I remember vividly the conversation I had with Judge John C Calhoun as a brand new divorce lawyer in Jefferson County Domestic Relations Court. The documents I produced in my first uncontested divorce were – predictably – riddled with errors. Judge Calhoun slowly and patiently worked through them with me and pointed out each change I needed to make and why. I’ll always be grateful to him for that.
When we got to the language where I had called for the husband and the wife to take turns spending time with their golden retriever, I feebly protested his telling me to take it out. He looked at me – I already knew I was in trouble – put down his pen and took off his glasses. “Counselor, I ain’t gonna have nothing to do with visitation for a damn dog.” I got the message. One of those mistakes you need to make only once.
Judge Calhoun was expressing the clear consensus among family court judges in America, and for that matter across the world. Divorce courts have enough to say grace over without getting into people’s relationships with their pets. I routinely ask my clients whether there’s anything we need to say about pets, but their options are limited; they can describe who will own the cat, but that’s about it. The judge will not enforce, and will not allow parties to insert, provisions describing schedules, duties of care, or visitation.
Now comes word of a judge in Canada who has taken the time to spell out the reasons divorce courts are not interested in getting into the lives of pets. After acknowledging that “Dogs are wonderful creatures,” Justice Richard Danyliuk wrote in his ruling for the Court of Queen’s Bench for Saskatchewan, “After all is said and done, a dog is a dog. At law it is property, a domesticated animal that is owned. At law it enjoys no familial rights.”

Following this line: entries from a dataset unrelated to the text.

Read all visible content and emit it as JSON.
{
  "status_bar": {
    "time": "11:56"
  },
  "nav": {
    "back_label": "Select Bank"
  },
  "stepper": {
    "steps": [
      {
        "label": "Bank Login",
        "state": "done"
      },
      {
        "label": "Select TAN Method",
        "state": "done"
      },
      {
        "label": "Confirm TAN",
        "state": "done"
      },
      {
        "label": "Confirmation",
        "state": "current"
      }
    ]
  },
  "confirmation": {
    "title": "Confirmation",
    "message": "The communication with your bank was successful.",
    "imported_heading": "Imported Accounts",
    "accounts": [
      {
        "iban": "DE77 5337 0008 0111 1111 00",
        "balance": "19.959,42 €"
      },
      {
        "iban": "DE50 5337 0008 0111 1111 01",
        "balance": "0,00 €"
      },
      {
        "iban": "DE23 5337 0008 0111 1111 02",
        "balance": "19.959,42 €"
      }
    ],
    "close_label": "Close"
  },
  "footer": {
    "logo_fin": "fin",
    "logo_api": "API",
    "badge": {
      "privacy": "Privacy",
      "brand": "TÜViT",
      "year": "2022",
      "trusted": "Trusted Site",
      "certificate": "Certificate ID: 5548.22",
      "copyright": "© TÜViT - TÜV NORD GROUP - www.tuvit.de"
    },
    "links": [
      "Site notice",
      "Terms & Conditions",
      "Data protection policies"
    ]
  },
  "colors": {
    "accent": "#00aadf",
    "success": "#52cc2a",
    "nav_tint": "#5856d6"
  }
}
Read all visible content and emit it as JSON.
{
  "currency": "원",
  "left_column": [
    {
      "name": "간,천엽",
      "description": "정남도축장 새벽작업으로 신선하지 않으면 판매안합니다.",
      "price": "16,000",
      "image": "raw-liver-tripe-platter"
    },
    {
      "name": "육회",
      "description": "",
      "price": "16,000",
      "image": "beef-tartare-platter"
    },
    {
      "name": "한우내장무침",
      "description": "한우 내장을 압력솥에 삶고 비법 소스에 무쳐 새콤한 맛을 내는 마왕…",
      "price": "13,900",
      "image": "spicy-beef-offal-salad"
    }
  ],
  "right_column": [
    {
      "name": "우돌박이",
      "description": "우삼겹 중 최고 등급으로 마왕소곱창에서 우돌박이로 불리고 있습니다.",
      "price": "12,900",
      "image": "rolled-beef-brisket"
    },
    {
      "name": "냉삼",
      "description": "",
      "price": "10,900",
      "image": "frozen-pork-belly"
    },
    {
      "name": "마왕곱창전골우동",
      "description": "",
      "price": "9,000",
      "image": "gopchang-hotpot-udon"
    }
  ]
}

It took him 15 more pages to lay out in patient detail why he would not order a visitation schedule for the three dogs belonging to the parties, 13-year-old Quill, 9-year-old Kenya and 2-year-old Willow. The article in the Washington Post doesn’t get into the minutiae of his reasoning, but you can probably guess at some of it.
“I strongly suspect these parties had other personal property, including household goods,” he wrote. “Am I to make an order that one party have interim possession of (for example) the family butter knives but, due to a deep attachment to both butter and those knives, order that the other party have limited access to those knives for 1.5 hours per week to butter his or her toast?”
The article quotes David Grimm, the author of Citizen Canine: Our Evolving Relationship with Cats and Dogs. According to Grimm, the status of animals as property means “they basically legally have the same status as a couch or a toaster.”
The dilemma that family courts face is this: pets may not be children, but they’re not simply property either. Pets can now be beneficiaries of trusts in most states, and occasionally, courts appoint lawyers to represent them. All 50 states prohibit cruelty to animals.
“Clearly, nobody’s going to fine you for setting your couch on fire or taking a bat to your toaster,” Grimm says.
Our views and shared understanding of our relationships with our companion animals have evolved significantly over the last century. It’s only in the last few decades that society’s view of animal cruelty has permitted states to treat animal cruelty as a felony rather than a misdemeanor. As society’s views change, it’s certainly possible that family courts will follow suit. However, I’m not yet seeing any sign of it in the courts where I practice.
So where does that leave pet lovers when they divorce today? Exactly where they’ve been for the last century or so. The judge in their divorce case will allow them to specify who gets the standard schnauzer named Rascal or the grey and yellow cat named Precious, but those parties will strike out (and spend extra money for no good reason) if they try to specify anything else in their divorce decree.